I love banana bread so I decided to bake a banana and chocolate loaf for the weekend. It was very easy to make, I just put everything in a mixing bowl, beat it with the electric mixer and poured it into a cake tin. Then the oven baked it very nicely! I used gluten-free flour and dairy-free baking spread, but feel free to use normal flour or butter if you don’t have allergies like me.
- 2 ripe bananas
- 75g soft butter or dairy-free spread
- 150g gluten-free self-raising flour
- 75g soft brown sugar
- 1 tsp bicarbonate of soda (also called as baking soda)
- 2 eggs (from free-range chickens)
- 75g good quality dark chocolate chunks
This is how to make it:
- Preheat the oven 160°C. Grease and line a medium loaf tin with baking paper.

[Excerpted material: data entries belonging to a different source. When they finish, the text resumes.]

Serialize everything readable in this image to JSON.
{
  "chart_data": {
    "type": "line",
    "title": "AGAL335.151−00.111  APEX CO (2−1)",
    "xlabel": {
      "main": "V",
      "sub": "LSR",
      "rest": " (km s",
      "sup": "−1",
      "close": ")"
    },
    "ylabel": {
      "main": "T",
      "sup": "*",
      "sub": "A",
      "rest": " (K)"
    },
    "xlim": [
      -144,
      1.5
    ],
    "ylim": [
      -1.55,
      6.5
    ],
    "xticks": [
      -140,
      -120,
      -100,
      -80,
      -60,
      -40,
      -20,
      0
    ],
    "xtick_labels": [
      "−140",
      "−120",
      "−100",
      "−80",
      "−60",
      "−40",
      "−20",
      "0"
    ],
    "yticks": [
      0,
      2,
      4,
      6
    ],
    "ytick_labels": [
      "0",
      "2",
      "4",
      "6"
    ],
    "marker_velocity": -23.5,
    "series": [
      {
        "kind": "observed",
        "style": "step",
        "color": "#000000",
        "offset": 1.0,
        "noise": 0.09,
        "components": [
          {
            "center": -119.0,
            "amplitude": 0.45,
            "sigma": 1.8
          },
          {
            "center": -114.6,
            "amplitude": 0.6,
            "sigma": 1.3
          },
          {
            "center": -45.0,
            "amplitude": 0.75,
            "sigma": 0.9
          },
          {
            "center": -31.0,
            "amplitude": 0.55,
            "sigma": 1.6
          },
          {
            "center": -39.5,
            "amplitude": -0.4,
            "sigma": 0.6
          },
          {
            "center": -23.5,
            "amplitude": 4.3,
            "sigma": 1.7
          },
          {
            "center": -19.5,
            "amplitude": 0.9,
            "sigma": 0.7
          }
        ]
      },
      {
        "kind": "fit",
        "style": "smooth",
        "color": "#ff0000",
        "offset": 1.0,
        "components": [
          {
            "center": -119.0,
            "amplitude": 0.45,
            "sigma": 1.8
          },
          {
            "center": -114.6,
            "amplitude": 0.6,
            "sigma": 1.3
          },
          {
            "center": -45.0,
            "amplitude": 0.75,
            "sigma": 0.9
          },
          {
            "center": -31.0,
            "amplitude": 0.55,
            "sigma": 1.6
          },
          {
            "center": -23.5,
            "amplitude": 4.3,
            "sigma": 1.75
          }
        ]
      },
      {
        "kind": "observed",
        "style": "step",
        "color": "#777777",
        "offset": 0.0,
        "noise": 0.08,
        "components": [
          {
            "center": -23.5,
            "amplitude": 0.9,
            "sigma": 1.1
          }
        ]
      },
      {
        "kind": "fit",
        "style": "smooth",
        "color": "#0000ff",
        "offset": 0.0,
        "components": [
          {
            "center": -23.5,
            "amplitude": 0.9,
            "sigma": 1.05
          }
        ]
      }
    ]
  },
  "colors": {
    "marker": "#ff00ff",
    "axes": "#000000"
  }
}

- Peel the bananas and put them in a large bowl. Mash them with a fork, then add the butter/spread, eggs, vanilla and sugar. Using and electric, hand-held mixer, whiz until you get a smooth mixture.
- Sieve the flour and bicarbonate of soda over the banana mixture, then gently fold in until you get a smooth batter.

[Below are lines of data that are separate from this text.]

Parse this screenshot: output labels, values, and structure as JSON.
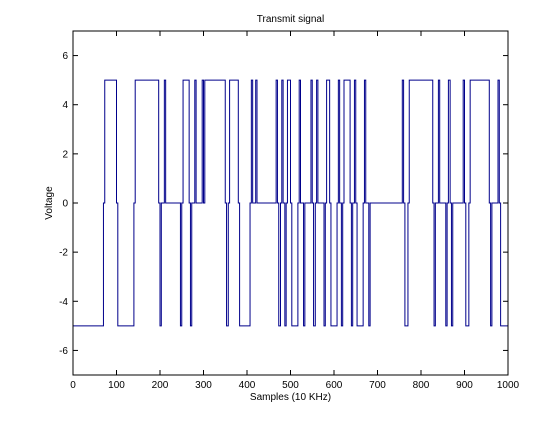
{
  "chart_data": {
    "type": "line",
    "title": "Transmit signal",
    "xlabel": "Samples (10 KHz)",
    "ylabel": "Voltage",
    "xlim": [
      0,
      1000
    ],
    "ylim": [
      -7,
      7
    ],
    "xticks": [
      0,
      100,
      200,
      300,
      400,
      500,
      600,
      700,
      800,
      900,
      1000
    ],
    "yticks": [
      -6,
      -4,
      -2,
      0,
      2,
      4,
      6
    ],
    "grid": false,
    "line_color": "#00008b",
    "series": [
      {
        "x": [
          0,
          70,
          70,
          73,
          73,
          100,
          100,
          103,
          103,
          140,
          140,
          143,
          143,
          197,
          197,
          200,
          200,
          203,
          203,
          210,
          210,
          213,
          213,
          247,
          247,
          250,
          250,
          253,
          253,
          267,
          267,
          270,
          270,
          273,
          273,
          280,
          280,
          283,
          283,
          297,
          297,
          300,
          300,
          303,
          303,
          350,
          350,
          353,
          353,
          357,
          357,
          360,
          360,
          380,
          380,
          383,
          383,
          407,
          407,
          410,
          410,
          413,
          413,
          420,
          420,
          423,
          423,
          467,
          467,
          470,
          470,
          473,
          473,
          477,
          477,
          480,
          480,
          483,
          483,
          487,
          487,
          490,
          490,
          493,
          493,
          500,
          500,
          503,
          503,
          517,
          517,
          520,
          520,
          523,
          523,
          530,
          530,
          533,
          533,
          547,
          547,
          550,
          550,
          553,
          553,
          557,
          557,
          560,
          560,
          563,
          563,
          577,
          577,
          580,
          580,
          583,
          583,
          590,
          590,
          593,
          593,
          607,
          607,
          610,
          610,
          613,
          613,
          617,
          617,
          620,
          620,
          623,
          623,
          637,
          637,
          640,
          640,
          643,
          643,
          647,
          647,
          650,
          650,
          653,
          653,
          667,
          667,
          670,
          670,
          673,
          673,
          680,
          680,
          683,
          683,
          757,
          757,
          760,
          760,
          763,
          763,
          770,
          770,
          773,
          773,
          827,
          827,
          830,
          830,
          833,
          833,
          840,
          840,
          843,
          843,
          857,
          857,
          860,
          860,
          863,
          863,
          867,
          867,
          870,
          870,
          873,
          873,
          897,
          897,
          900,
          900,
          903,
          903,
          910,
          910,
          913,
          913,
          957,
          957,
          960,
          960,
          963,
          963,
          977,
          977,
          980,
          980,
          983,
          983,
          1000
        ],
        "y": [
          -5,
          -5,
          0,
          0,
          5,
          5,
          0,
          0,
          -5,
          -5,
          0,
          0,
          5,
          5,
          0,
          0,
          -5,
          -5,
          0,
          0,
          5,
          5,
          0,
          0,
          -5,
          -5,
          0,
          0,
          5,
          5,
          0,
          0,
          -5,
          -5,
          0,
          0,
          5,
          5,
          0,
          0,
          5,
          5,
          0,
          0,
          5,
          5,
          0,
          0,
          -5,
          -5,
          0,
          0,
          5,
          5,
          0,
          0,
          -5,
          -5,
          0,
          0,
          5,
          5,
          0,
          0,
          5,
          5,
          0,
          0,
          5,
          5,
          0,
          0,
          -5,
          -5,
          0,
          0,
          5,
          5,
          0,
          0,
          -5,
          -5,
          0,
          0,
          5,
          5,
          0,
          0,
          -5,
          -5,
          0,
          0,
          5,
          5,
          0,
          0,
          -5,
          -5,
          0,
          0,
          5,
          5,
          0,
          0,
          -5,
          -5,
          0,
          0,
          5,
          5,
          0,
          0,
          -5,
          -5,
          0,
          0,
          5,
          5,
          0,
          0,
          -5,
          -5,
          0,
          0,
          5,
          5,
          0,
          0,
          -5,
          -5,
          0,
          0,
          5,
          5,
          0,
          0,
          -5,
          -5,
          0,
          0,
          5,
          5,
          0,
          0,
          -5,
          -5,
          0,
          0,
          5,
          5,
          0,
          0,
          -5,
          -5,
          0,
          0,
          5,
          5,
          0,
          0,
          -5,
          -5,
          0,
          0,
          5,
          5,
          0,
          0,
          -5,
          -5,
          0,
          0,
          5,
          5,
          0,
          0,
          -5,
          -5,
          0,
          0,
          5,
          5,
          0,
          0,
          -5,
          -5,
          0,
          0,
          5,
          5,
          0,
          0,
          -5,
          -5,
          0,
          0,
          5,
          5,
          0,
          0,
          -5,
          -5,
          0,
          0,
          5,
          5,
          0,
          0,
          -5,
          -5
        ]
      }
    ]
  }
}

- Smash the chocolate into small chunks and stir these into the batter.
- Transfer the batter into the cake tin, letting the mixture spread out evenly. (Tap or shake the tin a bit for the mixture to spread).
- Bake for about 55-60 minutes until the top is golden-brown. Ask an adult to do a skewer-test to make sure the cake is cooked through.

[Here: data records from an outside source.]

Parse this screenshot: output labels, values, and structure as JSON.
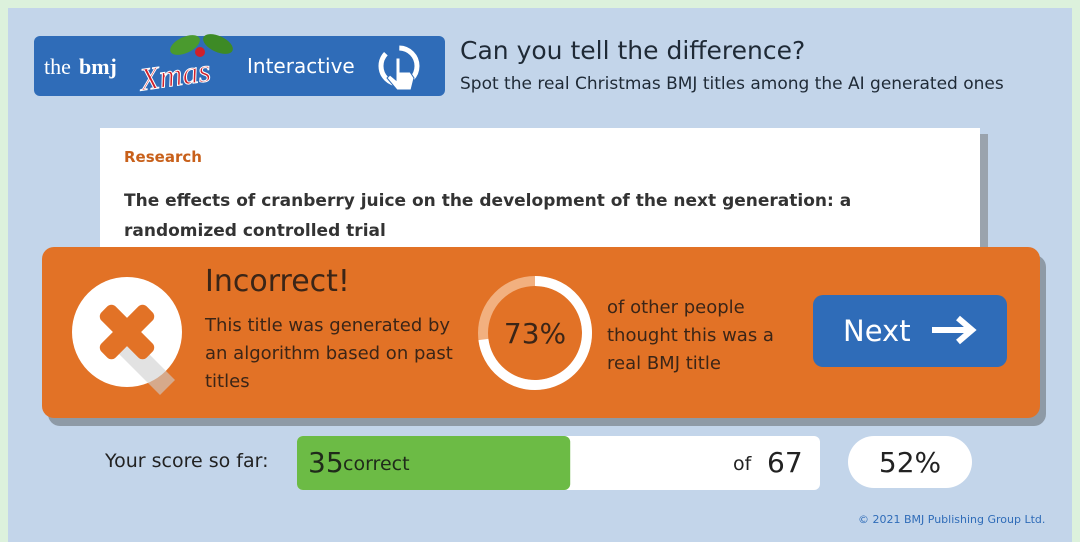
{
  "logo": {
    "brand_the": "the",
    "brand_bmj": "bmj",
    "xmas": "Xmas",
    "section": "Interactive"
  },
  "header": {
    "title": "Can you tell the difference?",
    "subtitle": "Spot the real Christmas BMJ titles among the AI generated ones"
  },
  "card": {
    "category": "Research",
    "title": "The effects of cranberry juice on the development of the next generation: a randomized controlled trial"
  },
  "result": {
    "heading": "Incorrect!",
    "explanation": "This title was generated by an algorithm based on past titles",
    "percent": {
      "value": 73,
      "label": "73%"
    },
    "percent_caption": "of other people thought this was a real BMJ title",
    "button": "Next"
  },
  "score": {
    "label": "Your score so far:",
    "correct": 35,
    "correct_word": "correct",
    "of_word": "of",
    "total": 67,
    "percent": {
      "value": 52,
      "label": "52%"
    }
  },
  "footer": {
    "copyright": "© 2021 BMJ Publishing Group Ltd."
  }
}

- If it is, take it out of the oven, let it cool for 10 minutes, then remove the cake from the the tin onto a wire rack.
- When the cake is completely cool, slice it and enjoy!
- You can use milk chocolate if you don’t like bitter chocolate and you don’t have milk allergy!
- Make sure the top of the cake is nice, golden brown!
- You can pour some melted chocolate or icing over the cooled cake, if you like!